An increasingly large number of U.S. cities and states are facing a looming crisis after a funding hold in public pension systems soared by $432.0 billion. This is raising fears that some of America’s biggest cities and most populous states could face a Detroit-style bankruptcy.
According to the most recent data, U.S. public pension funds face a $3.85 trillion shortfall when it comes to paying the retirement benefits of current and retired workers. The issue is especially dire for a city like Chicago that has an unfunded pension liability equal to 19 years of the city’s tax revenues.
Chicago is not alone; major cities like Dallas, Fort Worth, New Orleans, and Philadelphia also have large, underfunded pension liabilities. Meanwhile, states such as Illinois, Kentucky, Hartford, and New Jersey face bankruptcy as expenses seriously outpace revenue growth.

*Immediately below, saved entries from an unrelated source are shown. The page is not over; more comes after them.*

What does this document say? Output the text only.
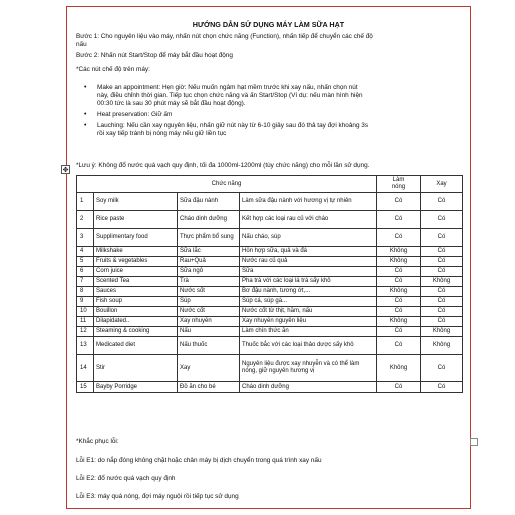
HƯỚNG DẪN SỬ DỤNG MÁY LÀM SỮA HẠT
Bước 1: Cho nguyên liệu vào máy, nhấn nút chọn chức năng (Function), nhấn tiếp để chuyển các chế độ
nấu
Bước 2: Nhấn nút Start/Stop để máy bắt đầu hoạt động
*Các nút chế độ trên máy:
• Make an appointment: Hẹn giờ: Nếu muốn ngâm hạt mềm trước khi xay nấu, nhấn chọn nút
này, điều chỉnh thời gian. Tiếp tục chọn chức năng và ấn Start/Stop (Ví dụ: nếu màn hình hiện
00:30 tức là sau 30 phút máy sẽ bắt đầu hoạt động).
• Heat preservation: Giữ ấm
• Lauching: Nếu cần xay nguyên liệu, nhấn giữ nút này từ 6-10 giây sau đó thả tay đợi khoảng 3s
rồi xay tiếp tránh bị nóng máy nếu giữ liền tục
*Lưu ý: Không đổ nước quá vạch quy định, tối đa 1000ml-1200ml (tùy chức năng) cho mỗi lần sử dụng.
✥
Chức năng				Làm
nóng	Xay
1	Soy milk	Sữa đậu nành	Làm sữa đậu nành với hương vị tự nhiên	Có	Có
2	Rice paste	Cháo dinh dưỡng	Kết hợp các loại rau củ với cháo	Có	Có
3	Supplimentary food	Thực phẩm bổ sung	Nấu cháo, súp	Có	Có
4	Milkshake	Sữa lắc	Hỗn hợp sữa, quả và đá	Không	Có
5	Fruits & vegetables	Rau+Quả	Nước rau củ quả	Không	Có
6	Corn juice	Sữa ngô	Sữa	Có	Có
7	Scented Tea	Trà	Pha trà với các loại lá trà sấy khô	Có	Không
8	Sauces	Nước sốt	Bơ đậu nành, tương ớt,...	Không	Có
9	Fish soup	Súp	Súp cá, súp gà...	Có	Có
10	Bouillon	Nước cốt	Nước cốt từ thịt, hầm, nấu	Có	Có
11	Dilapidated..	Xay nhuyễn	Xay nhuyễn nguyên liệu	Không	Có
12	Steaming & cooking	Nấu	Làm chín thức ăn	Có	Không
13	Medicated diet	Nấu thuốc	Thuốc bắc với các loại thảo dược sấy khô	Có	Không
14	Stir	Xay	Nguyên liệu được xay nhuyễn và có thể làm nóng, giữ nguyên hương vị	Không	Có
15	Bayby Porridge	Đồ ăn cho bé	Cháo dinh dưỡng	Có	Có
*Khắc phục lỗi:
Lỗi E1: do nắp đóng không chặt hoặc chân máy bị dịch chuyển trong quá trình xay nấu
Lỗi E2: đổ nước quá vạch quy định
Lỗi E3: máy quá nóng, đợi máy nguội rồi tiếp tục sử dụng
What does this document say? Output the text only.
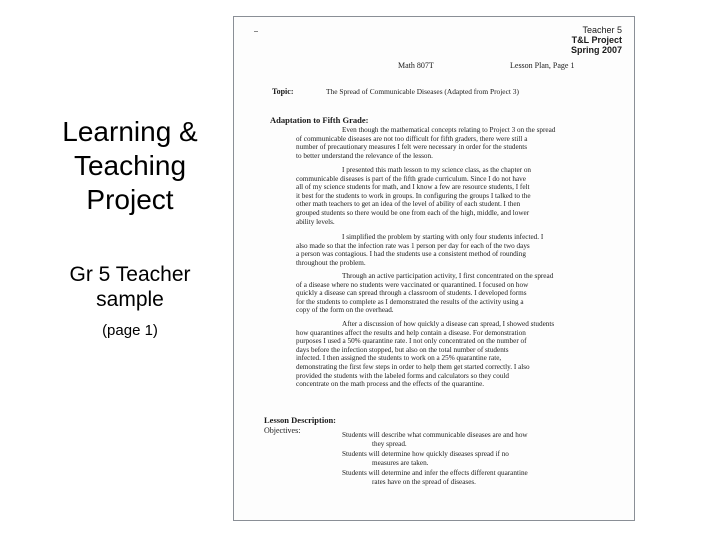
Learning &
Teaching
Project
Gr 5 Teacher
sample
(page 1)
Teacher 5
T&L Project
Spring 2007
Math 807T	Lesson Plan, Page 1
Topic:	The Spread of Communicable Diseases (Adapted from Project 3)
Adaptation to Fifth Grade:
Even though the mathematical concepts relating to Project 3 on the spread
of communicable diseases are not too difficult for fifth graders, there were still a
number of precautionary measures I felt were necessary in order for the students
to better understand the relevance of the lesson.
I presented this math lesson to my science class, as the chapter on
communicable diseases is part of the fifth grade curriculum. Since I do not have
all of my science students for math, and I know a few are resource students, I felt
it best for the students to work in groups. In configuring the groups I talked to the
other math teachers to get an idea of the level of ability of each student. I then
grouped students so there would be one from each of the high, middle, and lower
ability levels.
I simplified the problem by starting with only four students infected. I
also made so that the infection rate was 1 person per day for each of the two days
a person was contagious. I had the students use a consistent method of rounding
throughout the problem.
Through an active participation activity, I first concentrated on the spread
of a disease where no students were vaccinated or quarantined. I focused on how
quickly a disease can spread through a classroom of students. I developed forms
for the students to complete as I demonstrated the results of the activity using a
copy of the form on the overhead.
After a discussion of how quickly a disease can spread, I showed students
how quarantines affect the results and help contain a disease. For demonstration
purposes I used a 50% quarantine rate. I not only concentrated on the number of
days before the infection stopped, but also on the total number of students
infected. I then assigned the students to work on a 25% quarantine rate,
demonstrating the first few steps in order to help them get started correctly. I also
provided the students with the labeled forms and calculators so they could
concentrate on the math process and the effects of the quarantine.
Lesson Description:
Objectives:	Students will describe what communicable diseases are and how
they spread.
Students will determine how quickly diseases spread if no
measures are taken.
Students will determine and infer the effects different quarantine
rates have on the spread of diseases.
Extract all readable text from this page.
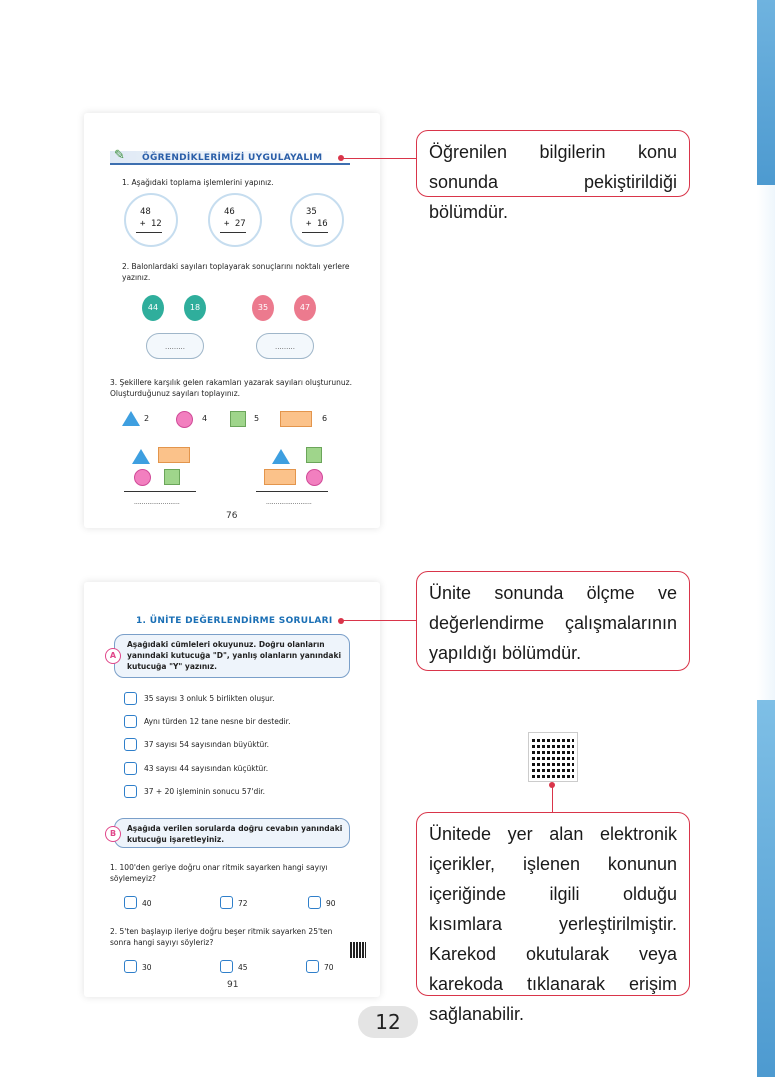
✎ ÖĞRENDİKLERİMİZİ UYGULAYALIM
1. Aşağıdaki toplama işlemlerini yapınız.
48
+ 12
46
+ 27
35
+ 16
2. Balonlardaki sayıları toplayarak sonuçlarını noktalı yerlere yazınız.
44	18	35	47
.........	.........
3. Şekillere karşılık gelen rakamları yazarak sayıları oluşturunuz. Oluşturduğunuz sayıları toplayınız.
2	4	5	6
........................	........................
76
1. ÜNİTE DEĞERLENDİRME SORULARI
Aşağıdaki cümleleri okuyunuz. Doğru olanların yanındaki kutucuğa "D", yanlış olanların yanındaki kutucuğa "Y" yazınız.
A
35 sayısı 3 onluk 5 birlikten oluşur.
Aynı türden 12 tane nesne bir destedir.
37 sayısı 54 sayısından büyüktür.
43 sayısı 44 sayısından küçüktür.
37 + 20 işleminin sonucu 57'dir.
Aşağıda verilen sorularda doğru cevabın yanındaki kutucuğu işaretleyiniz.
B
1. 100'den geriye doğru onar ritmik sayarken hangi sayıyı söylemeyiz?
40	72	90
2. 5'ten başlayıp ileriye doğru beşer ritmik sayarken 25'ten sonra hangi sayıyı söyleriz?
30	45	70
91
Öğrenilen bilgilerin konu sonunda pekiştirildiği bölümdür.
Ünite sonunda ölçme ve değerlendirme çalışmalarının yapıldığı bölümdür.
Ünitede yer alan elektronik içerikler, işlenen konunun içeriğinde ilgili olduğu kısımlara yerleştirilmiştir. Karekod okutularak veya karekoda tıklanarak erişim sağlanabilir.
12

Massive pension deficits have already helped push several major U.S. cities, including Detroit, into bankruptcy. Most recently, Puerto Rico, a U.S. territory, declared a form of bankruptcy after amassing pension obligations and debt of $123.0 billion.
Where structural deficits can be solved over time, pension deficits require an immediate influx of cash so the cities and states can pay their bills. To avoid bankruptcy, politicians will need to make tough, unpopular decisions to stave off future financial troubles. To fund public retirement plans, politicians may have to resort to raising taxes or cutting pensions benefits.
As it stands, though, municipalities and states are not willing to make tough decisions on public pensions. Of the 649 pensions plans studied for the 12 months ended June 2015, no U.S. city or state is running a balanced budget with regards to their pension plans.
A spokesperson for Orrin Hatch, chairman of the U.S. Senate finance committee, said this, “further underscores the financial risks of the nation’s public pension crisis and the need to act on smart policies that will help secure retirement programmes for Americans that work for state and local governments.”
Not everyone believes there is a crisis. Hank Kim, executive director of the National Conference on Public Employee Retirement Systems, said, “Pension funds are resilient if left alone.” (Source: Ibid.)
That hasn’t been the case of late, though. Pension funds estimate their liabilities based on future returns, and U.S. public retirement plans use an average annual return of more than seven percent. However, in the fiscal year ended June 2015, public pension plans generated average annual returns of under 2.9%.
In fiscal 2016, the funding deficit of public pensions was forecast to increase to $4.0 trillion. Because of the resilient stock market, the funding deficit for public pensions has been flat in 2017.
The large and increasing pension deficit could spell trouble for cities and some states as investors lose confidence and step back from buying the bonds of those cities and states. Large pension deficits also impact how much cities pay for essential services like schools and roads.
Many do not believe the underfunded pension deficits will lead to municipal or state bankruptcy and believe it will work itself out. But history is not on their side.
“US faces crisis as pension funding hole hits $3.85tn,” Financial Times, May 14, 2017.